Гранин понял, что Кабанов учел опыт борьбы на Эзеле и Даго и теперь собирает все силы базы в кулак.
— Разрешите, товарищ генерал, и начальнику штаба вернуться в дивизион? — не забыл Гранин.
— Разрешаю.
Гранин повеселел: Пивоваров снова с ним!
Он мчался на «блохе» на Утиный мыс, проехал уже через город за железную дорогу и повернул обратно, к политотделу.
— Просьба есть, Петр Иванович… — искательно заговорил он с Власовым. — Данилина у меня забрали в сектор. Как же я в дивизионе без комиссара буду?
— Там есть комиссар.
— Есть-то есть… — замялся Гранин. — Да нельзя ли Томилова с Хорсена забрать?..
— То тебе его на Хорсен подай, то с Хорсена! Там еще комендоры из дивизиона есть. Может, их тоже снять с обороны — и сюда, к Гранину? Может, весь отряд оттуда забрать, потому что Борис Митрофанович вернулся в дивизион?..
Гранин терпеливо выслушал все это, и как только Власов замолчал, он снова попросил:
— Так Томилова мне дадите, товарищ бригадный комиссар?
— Иди, иди, капитан. В отряде на резервную роту старшину политруком приходится ставить, а ты оттуда хочешь Томилова забрать. У меня в политотделе работников не хватает, люди с ног валятся — и то Томилова из отряда не забираю. А он ведь мой инструктор.

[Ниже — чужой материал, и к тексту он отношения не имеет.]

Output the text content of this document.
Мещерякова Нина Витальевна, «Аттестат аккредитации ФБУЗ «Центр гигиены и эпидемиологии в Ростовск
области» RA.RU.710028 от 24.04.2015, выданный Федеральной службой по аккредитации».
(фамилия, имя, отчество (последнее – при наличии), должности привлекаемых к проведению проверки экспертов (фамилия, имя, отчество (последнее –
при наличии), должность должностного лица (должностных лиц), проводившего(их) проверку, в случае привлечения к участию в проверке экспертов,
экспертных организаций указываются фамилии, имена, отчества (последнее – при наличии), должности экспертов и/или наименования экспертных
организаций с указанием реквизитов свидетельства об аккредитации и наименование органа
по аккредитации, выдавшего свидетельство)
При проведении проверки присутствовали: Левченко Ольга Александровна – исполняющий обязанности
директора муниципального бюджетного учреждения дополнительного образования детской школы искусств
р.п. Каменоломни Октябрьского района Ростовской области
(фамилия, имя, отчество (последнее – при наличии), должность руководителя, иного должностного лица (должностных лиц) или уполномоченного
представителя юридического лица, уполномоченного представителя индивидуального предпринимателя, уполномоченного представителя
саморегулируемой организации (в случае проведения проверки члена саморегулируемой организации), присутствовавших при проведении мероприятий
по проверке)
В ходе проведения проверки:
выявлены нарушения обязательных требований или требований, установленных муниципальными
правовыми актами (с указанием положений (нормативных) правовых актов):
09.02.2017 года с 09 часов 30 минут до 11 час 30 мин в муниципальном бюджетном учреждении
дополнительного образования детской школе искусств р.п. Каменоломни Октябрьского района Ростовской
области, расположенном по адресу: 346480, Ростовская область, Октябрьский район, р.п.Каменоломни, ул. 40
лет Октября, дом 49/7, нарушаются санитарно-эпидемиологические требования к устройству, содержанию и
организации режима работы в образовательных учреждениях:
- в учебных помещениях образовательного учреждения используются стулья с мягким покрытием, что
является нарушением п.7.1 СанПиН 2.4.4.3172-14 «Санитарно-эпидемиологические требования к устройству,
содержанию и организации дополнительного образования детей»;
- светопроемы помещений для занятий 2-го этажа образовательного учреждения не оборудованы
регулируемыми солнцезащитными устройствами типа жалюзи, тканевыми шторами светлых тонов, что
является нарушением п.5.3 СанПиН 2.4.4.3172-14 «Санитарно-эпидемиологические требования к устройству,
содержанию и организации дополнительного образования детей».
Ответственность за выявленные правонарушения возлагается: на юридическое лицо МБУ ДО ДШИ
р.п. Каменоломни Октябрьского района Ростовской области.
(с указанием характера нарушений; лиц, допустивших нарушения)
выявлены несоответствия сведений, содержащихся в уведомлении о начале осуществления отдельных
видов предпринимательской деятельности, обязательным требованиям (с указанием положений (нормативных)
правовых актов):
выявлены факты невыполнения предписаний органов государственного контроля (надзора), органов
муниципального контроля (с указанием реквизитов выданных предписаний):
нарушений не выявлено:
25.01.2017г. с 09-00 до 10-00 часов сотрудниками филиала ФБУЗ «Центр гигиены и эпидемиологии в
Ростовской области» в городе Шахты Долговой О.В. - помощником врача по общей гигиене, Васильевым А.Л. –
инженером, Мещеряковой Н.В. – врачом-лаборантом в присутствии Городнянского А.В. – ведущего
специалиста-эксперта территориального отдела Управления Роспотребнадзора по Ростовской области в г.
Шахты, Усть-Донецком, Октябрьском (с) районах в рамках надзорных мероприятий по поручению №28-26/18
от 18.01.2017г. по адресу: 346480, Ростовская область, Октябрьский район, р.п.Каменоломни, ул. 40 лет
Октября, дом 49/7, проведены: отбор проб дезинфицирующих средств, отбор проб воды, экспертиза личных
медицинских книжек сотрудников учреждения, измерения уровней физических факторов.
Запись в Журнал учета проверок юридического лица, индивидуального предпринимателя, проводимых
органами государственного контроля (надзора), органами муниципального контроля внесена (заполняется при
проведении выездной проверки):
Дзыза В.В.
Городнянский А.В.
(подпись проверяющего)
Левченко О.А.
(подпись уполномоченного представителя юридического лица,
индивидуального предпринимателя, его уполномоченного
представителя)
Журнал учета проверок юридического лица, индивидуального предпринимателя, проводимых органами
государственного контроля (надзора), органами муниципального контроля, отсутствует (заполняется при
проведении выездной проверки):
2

С первого же дня возвращения в дивизион Гранин понял, что здесь теперь главное направление. Фашисты круглосуточно обстреливали Ханко, дивизион вел контрбатарейную борьбу на севере и на востоке. Фашистские корабли чаще появлялись на горизонте, дивизион стрелял, по ним на юг и на запад. Со всех сторон был фронт, и артиллеристы занимали круговую оборону. Ждали десанта — с моря, с воздуха. Один пулеметчик придумал такую турель, которая позволяла стрелять из станкового пулемета по воздушной цели. Пригодилась людям выучка тех дней, когда сами ставили на гранит и бетон первые батареи. Теперь, когда не приходилось рассчитывать на снабжение из Кронштадта, артиллеристы Гранина и все гангутцы научились все делать своими руками: сами изготовляли штыки, гранаты, лыжи, капканы, ловушки, огнеметы, мины, фугасы, сами ремонтировали орудия и пулеметы. Строго учли ценности, материалы, даже то, что в обычное время уходило в отходы, — ценился каждый кусочек железа, стали, каждый патрон, снаряд. Командование ввело сокращенные нормы продовольствия, экономию во всем, чтобы хватило на зиму и даже до мая, пока не очистится залив до Кронштадта от льда.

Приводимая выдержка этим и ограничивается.